İngiltere’de 15 Kasım genel seçimlerinde Muhafazakârlar Avam Kamarasında çoğunluğu kazandı. Bu seçimde Liberallerden W.Churchill de, Dundee seçim bölgesinde seçimi kaybetmişti. Koalisyon’un Liberal liderleri arasında yerini koruyan bir tek Lloyd George oldu. Ama o da bir daha kabineye giremedi. (2) “Çanakkale’deki Lord Kitchener ve Winston Churchill gibi o da politik varlığının Ortadoğu (Türkler) tarafından yıkıldığını görmüştü.” (3) Bütün bu başarısızlıkların nedeni aynı kişi olmuştu. Genç Türk Generali Mustafa Kemal; Batılıların bütün gücüne ve avantajlarına rağmen Emperyalistlerin hayallerini yıkmış, Anadolu ve Trakya’nın Hıristiyanlaştırılmasını, sömürgeleştirilmesini önlediği gibi, Osmanlı Devletinin enkazı arasından genç ve yeni modern bir devlet kurmayı başarabilmiş, adeta inanılmaz bir mucize gerçekleştirmişti.

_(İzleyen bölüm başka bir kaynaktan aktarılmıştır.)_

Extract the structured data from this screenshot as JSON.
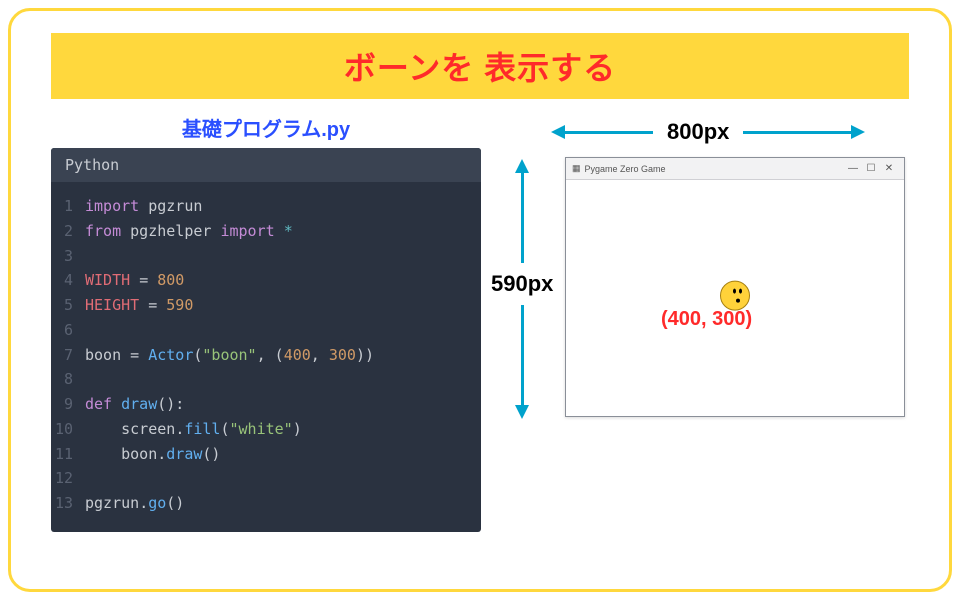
{
  "title": "ボーンを 表示する",
  "filename": "基礎プログラム.py",
  "editor_lang": "Python",
  "code_lines": [
    [
      {
        "t": "kw",
        "v": "import"
      },
      {
        "t": "sp",
        "v": " "
      },
      {
        "t": "id",
        "v": "pgzrun"
      }
    ],
    [
      {
        "t": "kw",
        "v": "from"
      },
      {
        "t": "sp",
        "v": " "
      },
      {
        "t": "id",
        "v": "pgzhelper"
      },
      {
        "t": "sp",
        "v": " "
      },
      {
        "t": "kw",
        "v": "import"
      },
      {
        "t": "sp",
        "v": " "
      },
      {
        "t": "star",
        "v": "*"
      }
    ],
    [],
    [
      {
        "t": "var",
        "v": "WIDTH"
      },
      {
        "t": "sp",
        "v": " "
      },
      {
        "t": "op",
        "v": "="
      },
      {
        "t": "sp",
        "v": " "
      },
      {
        "t": "num",
        "v": "800"
      }
    ],
    [
      {
        "t": "var",
        "v": "HEIGHT"
      },
      {
        "t": "sp",
        "v": " "
      },
      {
        "t": "op",
        "v": "="
      },
      {
        "t": "sp",
        "v": " "
      },
      {
        "t": "num",
        "v": "590"
      }
    ],
    [],
    [
      {
        "t": "id",
        "v": "boon"
      },
      {
        "t": "sp",
        "v": " "
      },
      {
        "t": "op",
        "v": "="
      },
      {
        "t": "sp",
        "v": " "
      },
      {
        "t": "fn",
        "v": "Actor"
      },
      {
        "t": "op",
        "v": "("
      },
      {
        "t": "str",
        "v": "\"boon\""
      },
      {
        "t": "op",
        "v": ", ("
      },
      {
        "t": "num",
        "v": "400"
      },
      {
        "t": "op",
        "v": ", "
      },
      {
        "t": "num",
        "v": "300"
      },
      {
        "t": "op",
        "v": "))"
      }
    ],
    [],
    [
      {
        "t": "kw",
        "v": "def"
      },
      {
        "t": "sp",
        "v": " "
      },
      {
        "t": "fn",
        "v": "draw"
      },
      {
        "t": "op",
        "v": "():"
      }
    ],
    [
      {
        "t": "sp",
        "v": "    "
      },
      {
        "t": "id",
        "v": "screen"
      },
      {
        "t": "op",
        "v": "."
      },
      {
        "t": "fn",
        "v": "fill"
      },
      {
        "t": "op",
        "v": "("
      },
      {
        "t": "str",
        "v": "\"white\""
      },
      {
        "t": "op",
        "v": ")"
      }
    ],
    [
      {
        "t": "sp",
        "v": "    "
      },
      {
        "t": "id",
        "v": "boon"
      },
      {
        "t": "op",
        "v": "."
      },
      {
        "t": "fn",
        "v": "draw"
      },
      {
        "t": "op",
        "v": "()"
      }
    ],
    [],
    [
      {
        "t": "id",
        "v": "pgzrun"
      },
      {
        "t": "op",
        "v": "."
      },
      {
        "t": "fn",
        "v": "go"
      },
      {
        "t": "op",
        "v": "()"
      }
    ]
  ],
  "dim_width_label": "800px",
  "dim_height_label": "590px",
  "window_title": "Pygame Zero Game",
  "coord_label": "(400, 300)"
}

Tabii ki bütün bu gelişmeler belirli bir dönemin sonunu getirirken, yeni bir dönemi, “Özgürlükler Dönemini” başlatmıştır. Bu yeni dönemi başlatanlar bu sefer Avrupalılar değil Türklerdir. Avrupa ve Hıristiyan batı dünyası Türkler için zor şartları oluşturmaya çalışmışlar, ancak gördükleri direnç ve akıllı stratejiler sonunda başarılı olamamışlardır. Onları başarısızlığa uğratan, 1922′de 41 yaşına gelmiş olan Mustafa Kemal; artık ezilen bütün dünya insanları için bir umut, bir ışık, bir özgürlük temsilcisi olmuştur. Bu konuda bazı izlenimler O’nun sadece Türk ve Müslümanlar için değil, diğer uluslar için ne anlam taşıdığını açıklamaya yeterli olacaktır.
Osmanlı yenilgisinin ve mütarekenin şoka uğrattığı İslam Dünyası, 1919 baharından itibaren Türkiye’deki olayları büyük bir dikkatle izlemeye başladı. O güne kadar tanınmamış biri olan Mustafa Kemal’i keşfetti (daha önceki kahraman Enver Paşa idi) ve Mustafa Kemal’in Avrupa’ya meydan okuyuşunu heyecanla izlemeye başladılar. Ege’de Yunan işgali, Müttefik birliklerin İstanbul’a girişi, Sevres Anlaşması, İslâm toplumlarının Türklerle dayanışmaya girmelerinin çeşitli nedenlerini oluşturuyordu. Bu cümleden olmak üzere, Tunus’ta Türkiye olayları çok yakından izleniyordu. İstanbul’un İngilizler tarafından işgalini protesto amacıyla Mart 1920′de kralın sarayının önünde bir gösteri düzenlendi. Bu olaylar dizisi içinde, Sakarya Meydan Muharebesi (Eylül 1921) tartışmasız dönüm noktasını oluşturdu. Türklerin Yunanlılara ve bunların arkasındaki İngiliz emperyalizmine karşı zaferi, sömürgeleştirilmiş Müslüman halklara, Avrupa’ya kafa tutulabileceği duygusunu veriyordu. İngiltere yenilmez değildir. Ajitasyon Türklerin başarısı tarafından özendirildi.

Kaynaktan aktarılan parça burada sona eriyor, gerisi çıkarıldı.